I don't disagree that this is a risk, but I would pushback on how generalizable it is. Almost all my criminal caseload involves acts that are unambiguously wrong (dude stabs a guy, man shoots a gun, woman shoplifts, etc.) where the accused is not at all surprised that they're being charged with a crime. Granted, edge cases exist (esp. self-defense) but I don't think every law can be accused of being impenetrable to the common person.
If everything were in fact potentially criminal, I don't think you'd be able to judge the effects of that by surveying your caseload, or even all the caseloads in the country. Arcane self-defense laws, for example, probably have a chilling effect. Someone might avoid moving to a rough neighborhood for fear that they can't defend themselves reasonably, or decide against buying a gun for self-defense for fear of the consequences of using it, or hesitate to shoot an armed burglar or robber for fear of going to prison. So the rough neighborhood gets rougher because upstanding citizens avoid it, and the burglary victim is harmed financially or even physically because of their inability to trust that the law would be on their side. And you'd never hear about it.

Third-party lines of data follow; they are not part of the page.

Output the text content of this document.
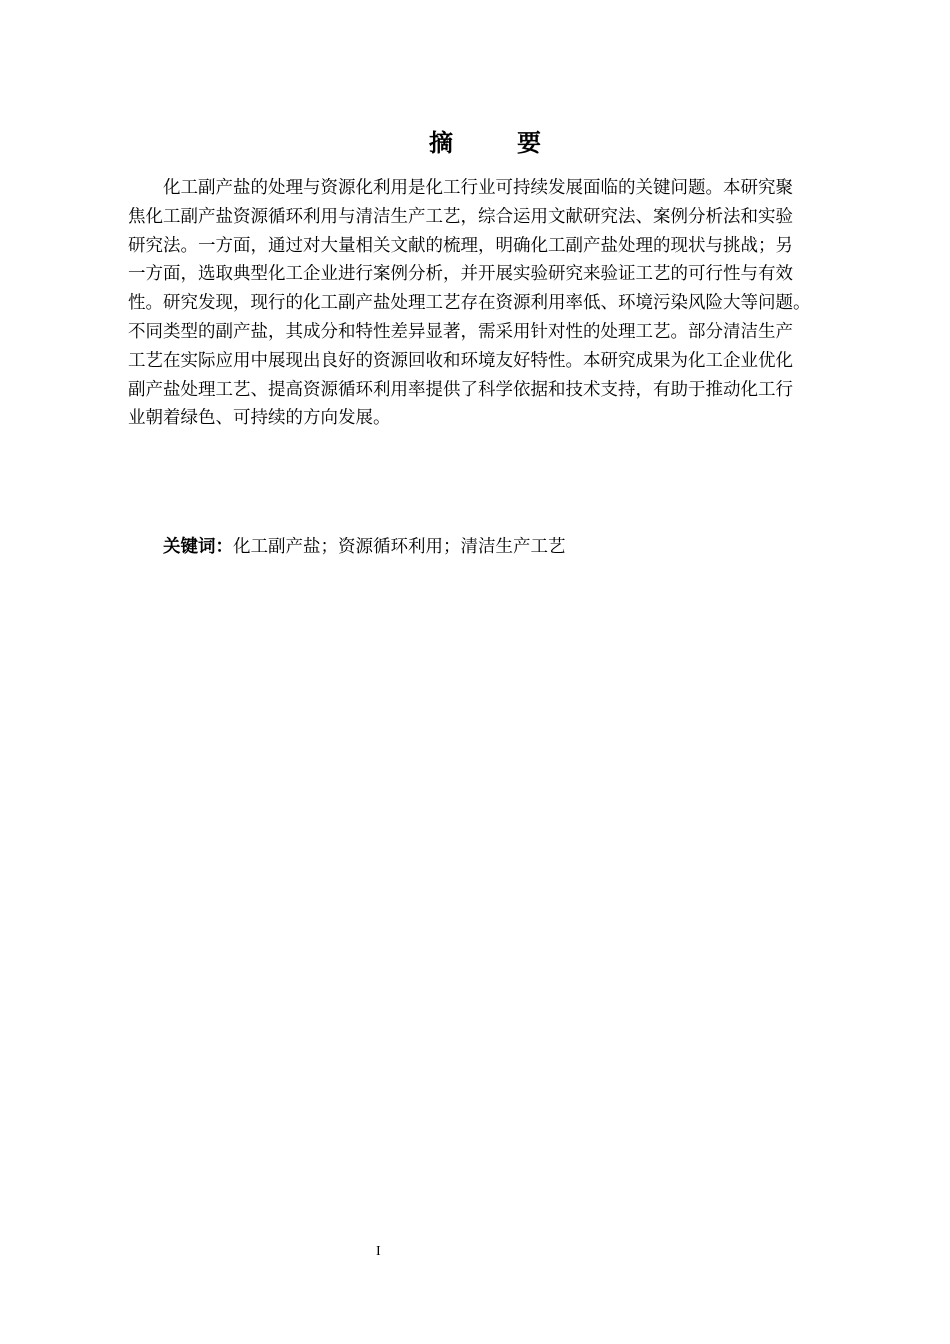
摘　要
化工副产盐的处理与资源化利用是化工行业可持续发展面临的关键问题。本研究聚
焦化工副产盐资源循环利用与清洁生产工艺，综合运用文献研究法、案例分析法和实验
研究法。一方面，通过对大量相关文献的梳理，明确化工副产盐处理的现状与挑战；另
一方面，选取典型化工企业进行案例分析，并开展实验研究来验证工艺的可行性与有效
性。研究发现，现行的化工副产盐处理工艺存在资源利用率低、环境污染风险大等问题。
不同类型的副产盐，其成分和特性差异显著，需采用针对性的处理工艺。部分清洁生产
工艺在实际应用中展现出良好的资源回收和环境友好特性。本研究成果为化工企业优化
副产盐处理工艺、提高资源循环利用率提供了科学依据和技术支持，有助于推动化工行
业朝着绿色、可持续的方向发展。
关键词：化工副产盐；资源循环利用；清洁生产工艺
I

If "rough neighborhood" means a rough part of a generally functioning city, then the unanimous view of people-who-are-not-Americans is that cleaning it up is a job for the police, not for armed gentrifiers. If the neighborhood is so bad that even the police won't go there then
You are probably in Sweden and your problem is immigration policy (and housing policy as well, as far as I can see), not self defense law
Sane people are not going to move into the neighborhood because "It is okay if I get mugged, the law lets me defend myself."